The default value is 1.0. If you are not satisfied with the phoneme recognition, you can simply increase the value. However, if too high a value has negative effects, for example if too many phonemes result in unnatural or irregular or shaky animations of the lips, you should reduce the value. Many tests have shown that values below 0.7 are not recommended. The standard value is actually a good base value.
The Advanced Mode checkbox is an option you can use when working with speech files that contain long vowels. It is an internal algorithm in the LipTalk Plugin called the "Frame-Range-Method" which was developed by 3Deoskill. In Normal Mode, the lips are immediately closed after a phoneme is detected using the Release parameter. In Advanced Mode, the lips remain in this position as long as the internal algorithm still associates the amplitude with the phoneme. If the signal falls below a certain level, the Release parameter kicks in and closes the lips. The Threshold parameter can be used to influence this threshold value, similar to a noise gate. The parameter works dynamically and automatically adjusts to the detected original level. Internally, the audio signal is of course smoothed to avoid irregularities. If you enable this option, the amplitude values of the audio file will be included in the transcript file, resulting in a larger file size. For example, a 10-second audio file can be 20 MB in size.
But this enables you to switch between Normal and Advanced Mode in the LipTalk Plugin. If you do not convert in Advanced Mode, only Normal Mode is available.
Liptalk can now also read gzip files, which are extremely compressed archives. The converter when compressed is checked can now also export this file type
Here you can see the path to the audio file
To convert an audio Wave-File, you can select a file here. The file can be stereo or mono, but the quality should be high. If the level is too low, the noise will increase. In addition, there should be no disturbing background noise that affects the pronunciation of the phonemes. The audio signal should be normalized, but this is not mandatory as the AudioConverter adjusts the amplitudes internally.
Here you can see the path to the destination file (transcript file .json/.gzip
If you already have an audio file selected, the program will automatically create a transcript file with the same name and location as the audio file. But you can also browse your computer and define a custom name for the transcript file.

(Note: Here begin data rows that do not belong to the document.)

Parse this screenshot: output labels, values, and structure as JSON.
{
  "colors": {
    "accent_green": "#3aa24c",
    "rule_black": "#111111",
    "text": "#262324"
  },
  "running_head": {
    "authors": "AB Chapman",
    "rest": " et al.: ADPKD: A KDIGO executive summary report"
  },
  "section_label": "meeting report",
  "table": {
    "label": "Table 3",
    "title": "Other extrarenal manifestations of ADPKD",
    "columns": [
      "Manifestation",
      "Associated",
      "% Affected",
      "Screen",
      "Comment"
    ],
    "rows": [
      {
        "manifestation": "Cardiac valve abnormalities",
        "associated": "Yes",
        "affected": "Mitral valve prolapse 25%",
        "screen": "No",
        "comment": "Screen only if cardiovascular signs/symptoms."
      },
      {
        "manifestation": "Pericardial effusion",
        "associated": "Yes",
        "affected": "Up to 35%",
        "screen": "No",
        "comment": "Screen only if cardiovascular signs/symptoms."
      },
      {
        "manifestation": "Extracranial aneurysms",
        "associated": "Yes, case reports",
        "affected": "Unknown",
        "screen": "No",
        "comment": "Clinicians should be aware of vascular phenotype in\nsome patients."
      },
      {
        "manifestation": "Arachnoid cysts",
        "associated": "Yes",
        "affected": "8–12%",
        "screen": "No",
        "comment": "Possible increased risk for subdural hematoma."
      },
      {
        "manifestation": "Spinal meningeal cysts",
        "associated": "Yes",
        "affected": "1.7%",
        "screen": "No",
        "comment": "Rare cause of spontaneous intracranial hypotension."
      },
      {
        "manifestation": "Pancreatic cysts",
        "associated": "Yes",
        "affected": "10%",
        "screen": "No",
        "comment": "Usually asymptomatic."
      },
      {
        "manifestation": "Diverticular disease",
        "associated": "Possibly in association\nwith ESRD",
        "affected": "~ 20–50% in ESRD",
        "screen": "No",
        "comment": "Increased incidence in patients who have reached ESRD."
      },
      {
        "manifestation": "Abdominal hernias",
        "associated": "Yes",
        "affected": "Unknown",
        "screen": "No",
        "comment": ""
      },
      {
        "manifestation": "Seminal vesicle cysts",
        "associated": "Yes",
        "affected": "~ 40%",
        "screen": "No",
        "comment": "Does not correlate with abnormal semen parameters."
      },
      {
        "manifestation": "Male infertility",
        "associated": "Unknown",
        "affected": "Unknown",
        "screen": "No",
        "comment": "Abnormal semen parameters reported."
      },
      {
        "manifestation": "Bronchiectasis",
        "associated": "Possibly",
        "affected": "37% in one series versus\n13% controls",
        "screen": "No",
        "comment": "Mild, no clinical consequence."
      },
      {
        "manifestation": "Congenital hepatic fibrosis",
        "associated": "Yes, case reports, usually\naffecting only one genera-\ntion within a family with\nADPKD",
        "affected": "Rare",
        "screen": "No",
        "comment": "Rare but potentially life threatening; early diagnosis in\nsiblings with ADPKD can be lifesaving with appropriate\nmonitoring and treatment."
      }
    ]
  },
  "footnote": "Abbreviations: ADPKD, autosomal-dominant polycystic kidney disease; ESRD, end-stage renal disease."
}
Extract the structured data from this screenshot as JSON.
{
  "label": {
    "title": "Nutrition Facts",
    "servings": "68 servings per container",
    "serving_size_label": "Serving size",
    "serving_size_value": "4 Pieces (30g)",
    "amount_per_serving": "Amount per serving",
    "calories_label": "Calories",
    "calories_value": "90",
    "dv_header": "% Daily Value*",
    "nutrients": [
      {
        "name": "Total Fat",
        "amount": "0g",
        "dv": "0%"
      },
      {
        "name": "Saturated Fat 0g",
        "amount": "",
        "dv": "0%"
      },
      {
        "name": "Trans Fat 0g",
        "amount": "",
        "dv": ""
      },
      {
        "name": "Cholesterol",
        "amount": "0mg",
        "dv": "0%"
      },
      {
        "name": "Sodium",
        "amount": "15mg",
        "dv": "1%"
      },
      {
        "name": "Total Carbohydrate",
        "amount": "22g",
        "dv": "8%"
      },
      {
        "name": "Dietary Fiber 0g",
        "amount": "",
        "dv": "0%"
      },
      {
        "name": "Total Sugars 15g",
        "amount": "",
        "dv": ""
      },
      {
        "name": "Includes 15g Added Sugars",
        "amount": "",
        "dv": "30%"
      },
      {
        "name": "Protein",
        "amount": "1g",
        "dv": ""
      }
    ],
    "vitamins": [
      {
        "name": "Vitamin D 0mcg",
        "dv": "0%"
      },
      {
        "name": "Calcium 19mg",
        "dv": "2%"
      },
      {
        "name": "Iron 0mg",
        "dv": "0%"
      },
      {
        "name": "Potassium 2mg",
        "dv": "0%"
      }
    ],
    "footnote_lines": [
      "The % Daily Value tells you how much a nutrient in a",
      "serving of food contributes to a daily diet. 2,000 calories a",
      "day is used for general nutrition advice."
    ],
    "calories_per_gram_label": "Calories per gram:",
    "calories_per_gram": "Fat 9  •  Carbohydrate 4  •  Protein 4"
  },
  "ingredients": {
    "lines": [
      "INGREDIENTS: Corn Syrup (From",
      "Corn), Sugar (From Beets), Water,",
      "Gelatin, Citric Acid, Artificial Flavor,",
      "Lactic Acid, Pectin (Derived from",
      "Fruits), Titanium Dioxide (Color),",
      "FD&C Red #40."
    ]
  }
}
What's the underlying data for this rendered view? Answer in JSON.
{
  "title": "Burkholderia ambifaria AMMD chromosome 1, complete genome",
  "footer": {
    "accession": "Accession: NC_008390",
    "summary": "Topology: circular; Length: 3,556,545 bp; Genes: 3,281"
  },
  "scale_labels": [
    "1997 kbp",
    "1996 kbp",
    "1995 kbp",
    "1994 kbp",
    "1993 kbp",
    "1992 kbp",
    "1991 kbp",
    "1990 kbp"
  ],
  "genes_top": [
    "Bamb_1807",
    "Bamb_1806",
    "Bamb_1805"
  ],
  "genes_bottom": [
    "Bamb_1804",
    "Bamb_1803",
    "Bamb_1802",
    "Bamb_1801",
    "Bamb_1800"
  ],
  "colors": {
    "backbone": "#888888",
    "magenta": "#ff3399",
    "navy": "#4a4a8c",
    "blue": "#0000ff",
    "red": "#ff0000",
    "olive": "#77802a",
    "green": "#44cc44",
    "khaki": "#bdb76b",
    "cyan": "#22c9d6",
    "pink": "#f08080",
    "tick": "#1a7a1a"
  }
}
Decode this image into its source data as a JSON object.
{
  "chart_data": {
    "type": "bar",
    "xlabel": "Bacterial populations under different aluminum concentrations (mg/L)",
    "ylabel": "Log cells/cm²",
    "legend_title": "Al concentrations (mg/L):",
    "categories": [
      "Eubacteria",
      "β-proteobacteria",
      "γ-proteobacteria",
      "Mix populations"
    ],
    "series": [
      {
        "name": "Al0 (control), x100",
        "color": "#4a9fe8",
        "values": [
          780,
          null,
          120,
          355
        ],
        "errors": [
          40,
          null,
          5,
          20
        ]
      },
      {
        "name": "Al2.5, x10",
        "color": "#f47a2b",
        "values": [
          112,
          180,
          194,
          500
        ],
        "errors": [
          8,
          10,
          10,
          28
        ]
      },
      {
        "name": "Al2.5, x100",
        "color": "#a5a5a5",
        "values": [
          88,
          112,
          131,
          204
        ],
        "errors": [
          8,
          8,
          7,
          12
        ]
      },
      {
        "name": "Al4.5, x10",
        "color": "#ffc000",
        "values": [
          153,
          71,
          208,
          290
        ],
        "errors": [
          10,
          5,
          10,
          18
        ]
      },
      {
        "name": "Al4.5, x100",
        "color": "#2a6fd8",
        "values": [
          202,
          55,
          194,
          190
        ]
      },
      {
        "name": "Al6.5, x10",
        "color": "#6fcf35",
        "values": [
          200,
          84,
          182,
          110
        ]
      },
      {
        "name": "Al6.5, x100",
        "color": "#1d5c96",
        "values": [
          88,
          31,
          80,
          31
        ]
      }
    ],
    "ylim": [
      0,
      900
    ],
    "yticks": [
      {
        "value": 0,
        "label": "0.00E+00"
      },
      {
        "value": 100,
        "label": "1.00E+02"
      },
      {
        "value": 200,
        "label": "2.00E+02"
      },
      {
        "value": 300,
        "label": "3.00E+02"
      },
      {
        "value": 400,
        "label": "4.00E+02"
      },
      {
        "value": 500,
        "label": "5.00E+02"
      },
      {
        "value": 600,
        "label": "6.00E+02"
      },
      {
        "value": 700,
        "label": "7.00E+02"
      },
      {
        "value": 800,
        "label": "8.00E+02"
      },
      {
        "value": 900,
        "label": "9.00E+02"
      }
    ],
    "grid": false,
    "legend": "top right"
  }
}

To begin the conversion process, you need to click on the Convert button. Make sure you have an active internet connection, as the program will download a pretrained model from a remote server if you convert for the first time.
The program displays a progress bar while it performs the conversion. After completing the calculation, it indicates the status Finished.
Tip: To speed up the conversion process, keep the converter running. The pretrained model is already downloaded, so it does not need to do it again. This is very comfortable if you want to create more audio files.